Le sonneur des Lilas


©Nicolas Frémiot ©Nicolas Frémiot




Machiniste au centre bus des Lilas, Christophe Carrier pratique et enseigne la trompe de chasse. Un sonneur sachant sonner, à pied comme à cheval.

Quand il termine son service et range son bus au dépôt des Lilas, Christophe Carrier peut enfin souffler un peu. Comme tous ses collègues machinistes d’ailleurs… Sauf que le souffle de Christophe lui est plus nécessaire encore pour changer d’air et se consacrer à son loisir de prédilection. Simplement parce que cet agent de 42 ans, ex-pompier de Paris puis ambulancier, entré à la Régie il y a quatorze ans, joue chaque jour de la trompe de chasse, un instrument à cuivre intimement lié aux us et coutumes de la vénerie. Pour être plus précis, Christophe est un sonneur, puisqu’on ne joue pas mais on sonne de la trompe de chasse. Mais pour quelle raison, s’interroge-t-on d’emblée, ce quadragénaire vivant en milieu urbain peut-il trouver un intérêt mélodique à cette trompe dont la seule vocation, plus rituelle qu’artistique, est d’accompagner et guider les équipages de cavaliers, piqueux et chiens durant les chasses à courre ? Une question que Christophe a sûrement maintes fois entendue, et à laquelle il répond sans se formaliser : « Je suis né dans le Berry, un haut lieu de la chasse et de la vénerie », argumente-t-il.

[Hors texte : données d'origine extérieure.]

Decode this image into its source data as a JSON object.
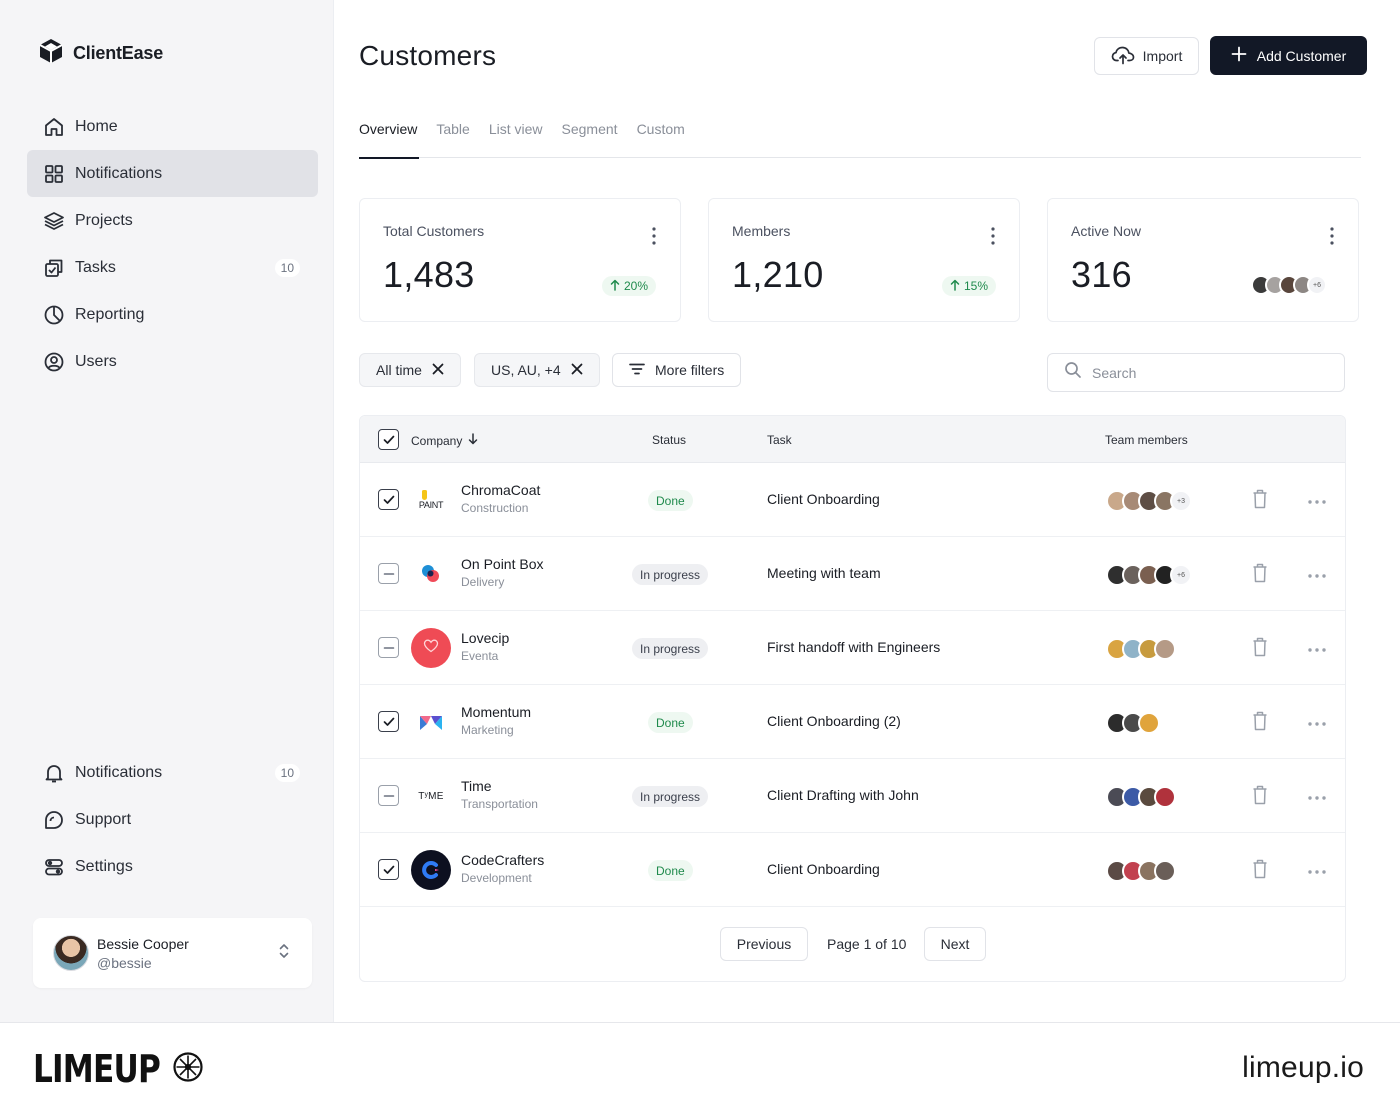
{
  "app": {
    "name": "ClientEase"
  },
  "sidebar": {
    "nav": [
      {
        "label": "Home",
        "icon": "home-icon"
      },
      {
        "label": "Notifications",
        "icon": "grid-icon",
        "active": true
      },
      {
        "label": "Projects",
        "icon": "layers-icon"
      },
      {
        "label": "Tasks",
        "icon": "tasks-icon",
        "badge": "10"
      },
      {
        "label": "Reporting",
        "icon": "pie-chart-icon"
      },
      {
        "label": "Users",
        "icon": "user-circle-icon"
      }
    ],
    "bottom_nav": [
      {
        "label": "Notifications",
        "icon": "bell-icon",
        "badge": "10"
      },
      {
        "label": "Support",
        "icon": "support-icon"
      },
      {
        "label": "Settings",
        "icon": "settings-icon"
      }
    ],
    "user": {
      "name": "Bessie Cooper",
      "handle": "@bessie"
    }
  },
  "header": {
    "title": "Customers",
    "import_label": "Import",
    "add_label": "Add Customer"
  },
  "tabs": [
    "Overview",
    "Table",
    "List view",
    "Segment",
    "Custom"
  ],
  "stats": [
    {
      "label": "Total Customers",
      "value": "1,483",
      "trend": "20%"
    },
    {
      "label": "Members",
      "value": "1,210",
      "trend": "15%"
    },
    {
      "label": "Active Now",
      "value": "316",
      "extra": "+6"
    }
  ],
  "filters": {
    "chips": [
      "All time",
      "US, AU, +4"
    ],
    "more": "More filters",
    "search_placeholder": "Search"
  },
  "table": {
    "columns": {
      "company": "Company",
      "status": "Status",
      "task": "Task",
      "members": "Team members"
    },
    "rows": [
      {
        "company": "ChromaCoat",
        "sector": "Construction",
        "status": "Done",
        "task": "Client Onboarding",
        "more": "+3",
        "checked": true,
        "logo_text": "PAINT"
      },
      {
        "company": "On Point Box",
        "sector": "Delivery",
        "status": "In progress",
        "task": "Meeting with team",
        "more": "+6",
        "checked": false
      },
      {
        "company": "Lovecip",
        "sector": "Eventa",
        "status": "In progress",
        "task": "First handoff with Engineers",
        "checked": false
      },
      {
        "company": "Momentum",
        "sector": "Marketing",
        "status": "Done",
        "task": "Client Onboarding (2)",
        "checked": true
      },
      {
        "company": "Time",
        "sector": "Transportation",
        "status": "In progress",
        "task": "Client Drafting with John",
        "checked": false,
        "logo_text": "TʸME"
      },
      {
        "company": "CodeCrafters",
        "sector": "Development",
        "status": "Done",
        "task": "Client Onboarding",
        "checked": true
      }
    ]
  },
  "pagination": {
    "prev": "Previous",
    "info": "Page 1 of 10",
    "next": "Next"
  },
  "footer": {
    "brand": "LIMEUP",
    "url": "limeup.io"
  },
  "colors": {
    "accent": "#121826",
    "done_bg": "#eef8f1",
    "done_text": "#1f8a4c",
    "sidebar_bg": "#f5f5f7"
  }
}
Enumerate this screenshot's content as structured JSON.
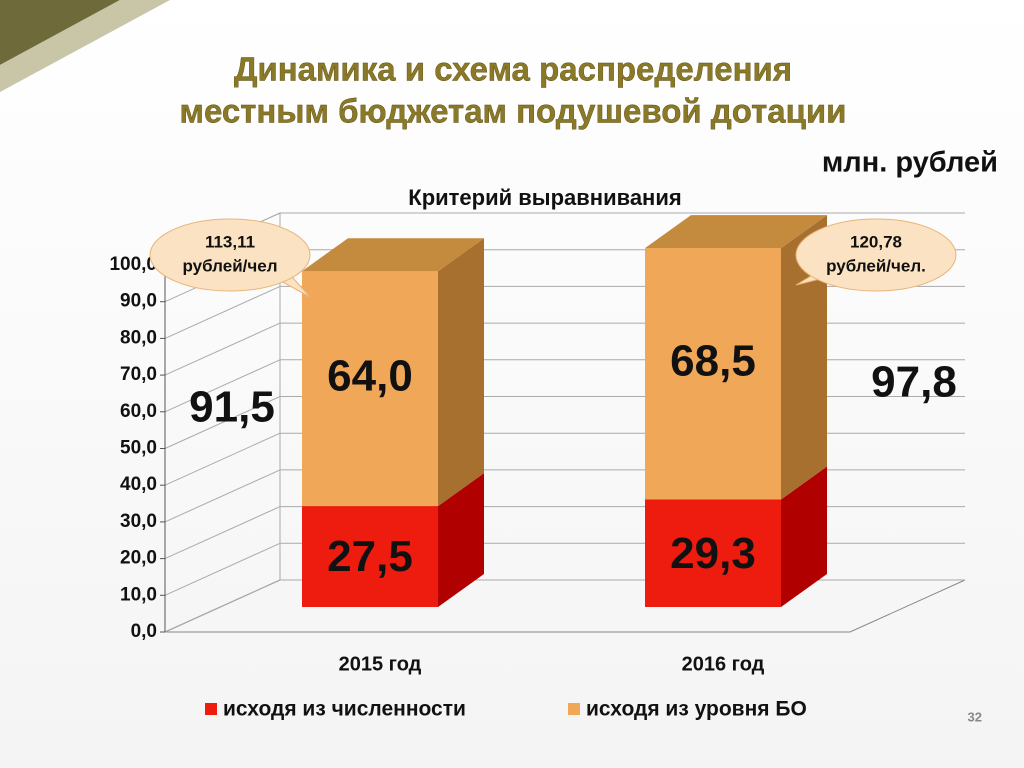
{
  "chart_data": {
    "type": "stacked-bar-3d",
    "title": [
      "Динамика и схема распределения",
      "местным бюджетам  подушевой дотации"
    ],
    "unit": "млн. рублей",
    "subtitle": "Критерий выравнивания",
    "categories": [
      "2015 год",
      "2016 год"
    ],
    "series": [
      {
        "name": "исходя из численности",
        "color": "#ee1c0e",
        "side_color": "#b00000",
        "values": [
          27.5,
          29.3
        ],
        "value_labels": [
          "27,5",
          "29,3"
        ]
      },
      {
        "name": "исходя из уровня БО",
        "color": "#f0a858",
        "side_color": "#a8702e",
        "top_color": "#c48a3e",
        "values": [
          64.0,
          68.5
        ],
        "value_labels": [
          "64,0",
          "68,5"
        ]
      }
    ],
    "totals": {
      "values": [
        91.5,
        97.8
      ],
      "value_labels": [
        "91,5",
        "97,8"
      ]
    },
    "callouts": [
      [
        "113,11",
        "рублей/чел"
      ],
      [
        "120,78",
        "рублей/чел."
      ]
    ],
    "ylim": [
      0,
      100
    ],
    "yticks": [
      {
        "value": 0,
        "label": "0,0"
      },
      {
        "value": 10,
        "label": "10,0"
      },
      {
        "value": 20,
        "label": "20,0"
      },
      {
        "value": 30,
        "label": "30,0"
      },
      {
        "value": 40,
        "label": "40,0"
      },
      {
        "value": 50,
        "label": "50,0"
      },
      {
        "value": 60,
        "label": "60,0"
      },
      {
        "value": 70,
        "label": "70,0"
      },
      {
        "value": 80,
        "label": "80,0"
      },
      {
        "value": 90,
        "label": "90,0"
      },
      {
        "value": 100,
        "label": "100,0"
      }
    ],
    "grid": true,
    "page_number": "32"
  }
}
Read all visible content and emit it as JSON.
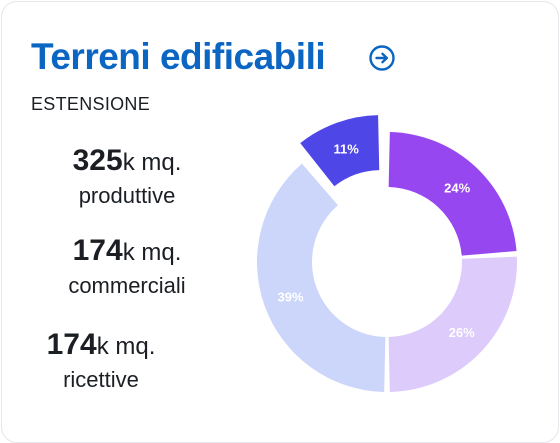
{
  "header": {
    "title": "Terreni edificabili",
    "subtitle": "ESTENSIONE"
  },
  "stats": [
    {
      "value": "325",
      "unit": "k mq.",
      "label": "produttive"
    },
    {
      "value": "174",
      "unit": "k mq.",
      "label": "commerciali"
    },
    {
      "value": "174",
      "unit": "k mq.",
      "label": "ricettive"
    }
  ],
  "icons": {
    "navigate": "arrow-right-circle-icon"
  },
  "colors": {
    "title": "#0a66c2",
    "seg_11": "#4f46e8",
    "seg_24": "#9747f0",
    "seg_26": "#dccbfb",
    "seg_39": "#ccd6fb"
  },
  "chart_data": {
    "type": "pie",
    "donut": true,
    "slices": [
      {
        "label": "11%",
        "value": 11,
        "color": "#4f46e8"
      },
      {
        "label": "24%",
        "value": 24,
        "color": "#9747f0"
      },
      {
        "label": "26%",
        "value": 26,
        "color": "#dccbfb"
      },
      {
        "label": "39%",
        "value": 39,
        "color": "#ccd6fb"
      }
    ]
  }
}
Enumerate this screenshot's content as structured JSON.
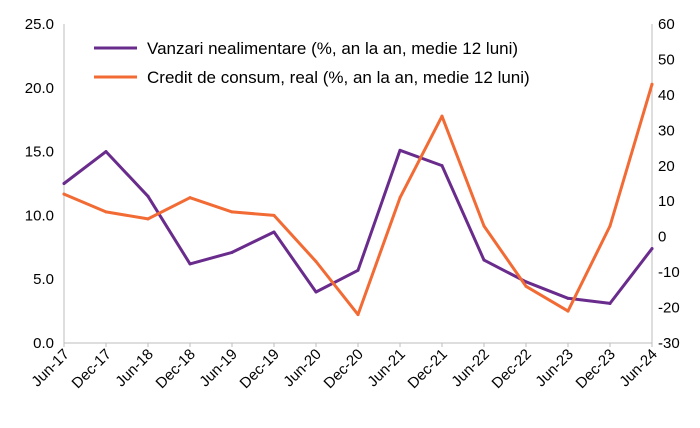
{
  "chart_data": {
    "type": "line",
    "title": "",
    "x": [
      "Jun-17",
      "Dec-17",
      "Jun-18",
      "Dec-18",
      "Jun-19",
      "Dec-19",
      "Jun-20",
      "Dec-20",
      "Jun-21",
      "Dec-21",
      "Jun-22",
      "Dec-22",
      "Jun-23",
      "Dec-23",
      "Jun-24"
    ],
    "x_ticks": [
      "Jun-17",
      "Dec-17",
      "Jun-18",
      "Dec-18",
      "Jun-19",
      "Dec-19",
      "Jun-20",
      "Dec-20",
      "Jun-21",
      "Dec-21",
      "Jun-22",
      "Dec-22",
      "Jun-23",
      "Dec-23",
      "Jun-24"
    ],
    "y_left": {
      "range": [
        0,
        25
      ],
      "ticks": [
        "0.0",
        "5.0",
        "10.0",
        "15.0",
        "20.0",
        "25.0"
      ]
    },
    "y_right": {
      "range": [
        -30,
        60
      ],
      "ticks": [
        "-30",
        "-20",
        "-10",
        "0",
        "10",
        "20",
        "30",
        "40",
        "50",
        "60"
      ]
    },
    "legend": {
      "placement": "top-center"
    },
    "grid": false,
    "series": [
      {
        "name": "Vanzari nealimentare (%, an la an, medie 12 luni)",
        "axis": "left",
        "color": "#6A2C8C",
        "values": [
          12.5,
          15.0,
          11.5,
          6.2,
          7.1,
          8.7,
          4.0,
          5.7,
          15.1,
          13.9,
          6.5,
          4.8,
          3.5,
          3.1,
          7.4
        ]
      },
      {
        "name": "Credit de consum, real (%, an la an, medie 12 luni)",
        "axis": "right",
        "color": "#F26B35",
        "values": [
          12.0,
          7.0,
          5.0,
          11.0,
          7.0,
          6.0,
          -7.0,
          -22.0,
          11.0,
          34.0,
          3.0,
          -14.0,
          -21.0,
          3.0,
          43.0
        ]
      }
    ]
  }
}
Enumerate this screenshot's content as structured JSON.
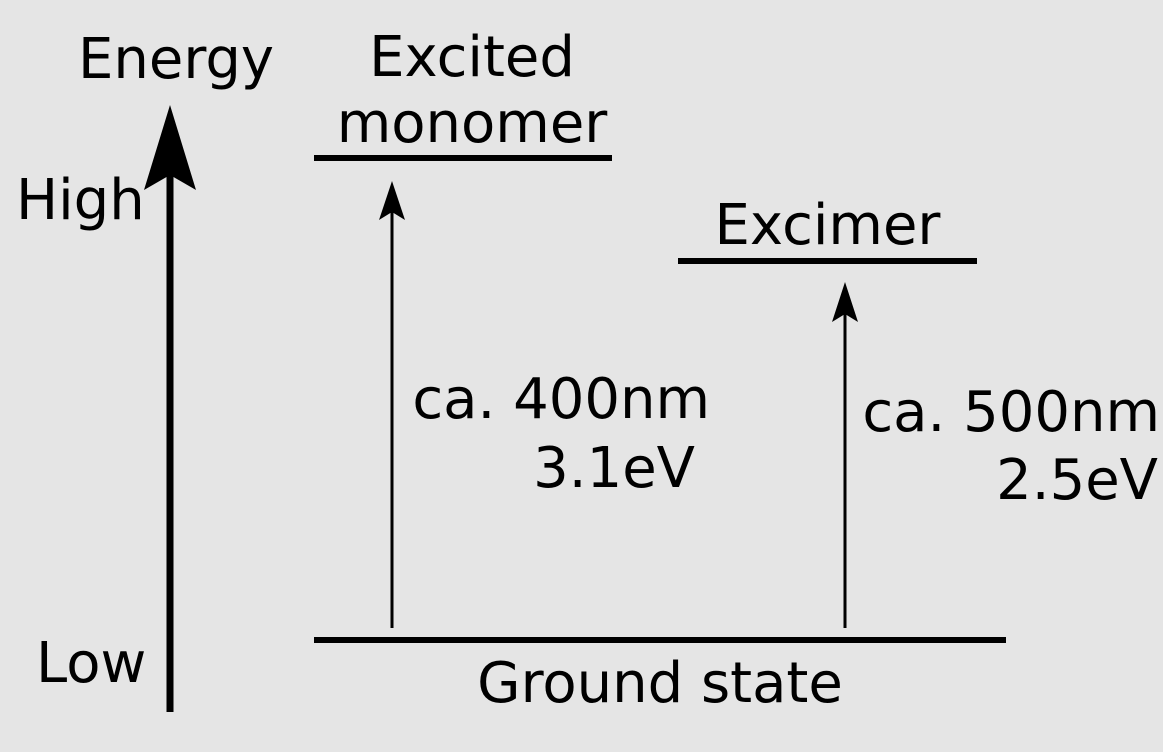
{
  "labels": {
    "energy_axis": "Energy",
    "high": "High",
    "low": "Low",
    "excited_monomer_line1": "Excited",
    "excited_monomer_line2": "monomer",
    "excimer": "Excimer",
    "ground_state": "Ground state",
    "monomer_wavelength": "ca. 400nm",
    "monomer_energy": "3.1eV",
    "excimer_wavelength": "ca. 500nm",
    "excimer_energy": "2.5eV"
  },
  "colors": {
    "background": "#e5e5e5",
    "ink": "#000000"
  }
}
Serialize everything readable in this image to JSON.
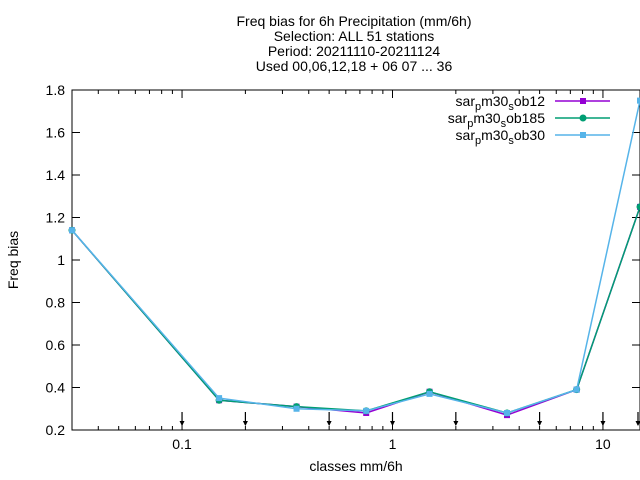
{
  "chart_data": {
    "type": "line",
    "title": [
      "Freq bias  for 6h Precipitation (mm/6h)",
      "Selection: ALL     51 stations",
      "Period: 20211110-20211124",
      "Used 00,06,12,18 + 06 07 ... 36"
    ],
    "xlabel": "classes mm/6h",
    "ylabel": "Freq bias",
    "x_scale": "log",
    "xlim": [
      0.03,
      15
    ],
    "ylim": [
      0.2,
      1.8
    ],
    "x_ticks": [
      0.1,
      1,
      10
    ],
    "x_tick_labels": [
      "0.1",
      "1",
      "10"
    ],
    "y_ticks": [
      0.2,
      0.4,
      0.6,
      0.8,
      1,
      1.2,
      1.4,
      1.6,
      1.8
    ],
    "y_tick_labels": [
      "0.2",
      "0.4",
      "0.6",
      "0.8",
      "1",
      "1.2",
      "1.4",
      "1.6",
      "1.8"
    ],
    "class_limits": [
      0.1,
      0.2,
      0.5,
      1,
      2,
      5,
      10,
      20
    ],
    "x": [
      0.03,
      0.15,
      0.35,
      0.75,
      1.5,
      3.5,
      7.5,
      15
    ],
    "legend_position": "top-right",
    "grid": false,
    "series": [
      {
        "name_parts": [
          "sar",
          "p",
          "m30",
          "s",
          "ob12"
        ],
        "color": "#9400d3",
        "marker": "filled-square",
        "values": [
          1.14,
          0.34,
          0.31,
          0.28,
          0.38,
          0.27,
          0.39,
          1.25
        ]
      },
      {
        "name_parts": [
          "sar",
          "p",
          "m30",
          "s",
          "ob185"
        ],
        "color": "#009e73",
        "marker": "filled-circle",
        "values": [
          1.14,
          0.34,
          0.31,
          0.29,
          0.38,
          0.28,
          0.39,
          1.25
        ]
      },
      {
        "name_parts": [
          "sar",
          "p",
          "m30",
          "s",
          "ob30"
        ],
        "color": "#56b4e9",
        "marker": "filled-square",
        "values": [
          1.14,
          0.35,
          0.3,
          0.29,
          0.37,
          0.28,
          0.39,
          1.75
        ]
      }
    ]
  }
}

Là-bas, pendant toute mon enfance, j’ai entendu mon grand-oncle et un cousin, plus âgé que moi, jouer de cet instrument durant les chasses à courre ou dans des églises. »

Rites et modernité

Pleines de sonorités cuivrées et de scènes de chasse, les années berrichonnes de Christophe l’ont rattrapé plus tard. C’est à 20 ans, la famille s’étant installée à Paris, que le jeune homme s’est mis à emboucher à son tour la trompe de chasse… au bois de Boulogne, endroit idéal pour sonner et résonner en toute liberté. Car la trompe de chasse « peut porter à deux ou trois kilomètres », assure Christophe. Trompeuse trompe, qui malgré un poids insignifiant, fait de 4,45 m de tube lové – on peut aisément la soulever d’un seul doigt – n’a rien à envier à la puissance de l’orgue. « Mais l’on peut aussi sonner en radoux », précise-t-il, c’est-à-dire en son maîtrisé et adouci, idéal pour les lieux couverts. Titulaire d’un brevet de « sonneur classé », délégué départemental de la fédération internationale des trompes de France (FITF), Christophe est devenu en une dizaine d’années un instrumentiste de haut niveau*, donnant notamment des cours à la Garde Républicaine. On ne pourrait énumérer ici les cérémonies et autres événements, urbains ou cynégétiques, où il est invité en compagnie d’autres sonneurs, version pédestre ou à cheval, et toujours en redingote, bombe et bottes noires. Des rites séculaires dont est fier Christophe, qui entend pourtant défendre la modernité de la trompe de chasse : « J’ai joué à plusieurs reprises avec le quatuor de blues-jazz Bon Swing Bon Genre, qui a eu l’idée d’associer des trompes de chasse à son répertoire, et je vous promets que cela vaut le coup. » Vrai, et cette fusion réussie de deux mondes sonores et culturels pourtant bien éloignés, s’est même doté du joli nom de « jazz à courre ».